From a customer point of view, the reason to pre-register is to avoid hassles at the expo — you get your badge in advance, and can avoid the queues and paperwork of having to register at the door. The conference organiser promises to mail you out your badge early, and in return they also save on the manpower needed at the door, and also know in advance there are people planning to come along!
We even got a phone call (one each), two weeks before the event to remind us that we’re registered, and to check we’re still coming.
So, by the time we leave Melbourne for Sydney (only 3 business days before the expo starts) — the badges have NOT arrived!
That means we’ll still have to queue up to get our badge at the event (although we do have a barcoded registration page to save re-filling out paperwork) — but the conference organiser has to pay extra in 4 ways:
- Extra staff costs are required to process visitors who didn’t get their name badges in advance
- That also means extra costs for registration equipment (badge machines, computer terminals, booth setups)

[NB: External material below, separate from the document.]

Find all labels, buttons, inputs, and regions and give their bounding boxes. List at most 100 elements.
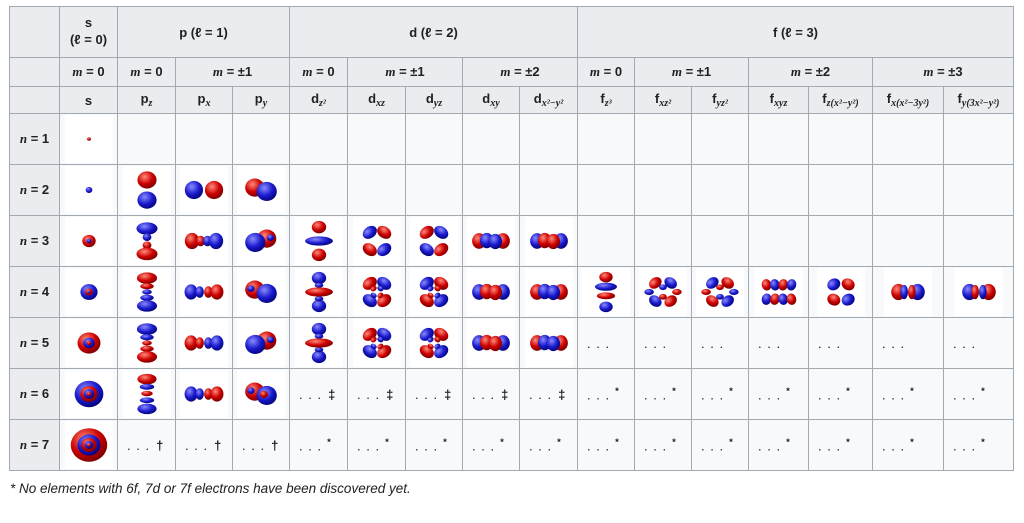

- The badges they send out in advance are also wasted — staff, badge, processing time and equipment, postage — as they hadn’t arrived in time before travelling
- And finally, the customer experience is not as good because of the frustration in not receiving a promised badge early, and having to take extra time once arriving at the venue
Perhaps there is a trade-off between sending badges out too early — and visitors losing/misplacing them — and sending them out too late — and visitors, especially from interstate and overseas (this expo receives plenty in that category), not receiving them in time before their travel commences.
Would it then be worth having two mailout periods, one for local pre-registered visitors and one for interstate/overseas pre-registered visitors?
Lesson: keep the customer’s point-of-view in mind! Think about the steps they take to get to your event, and how to fit in to suit the majority of them.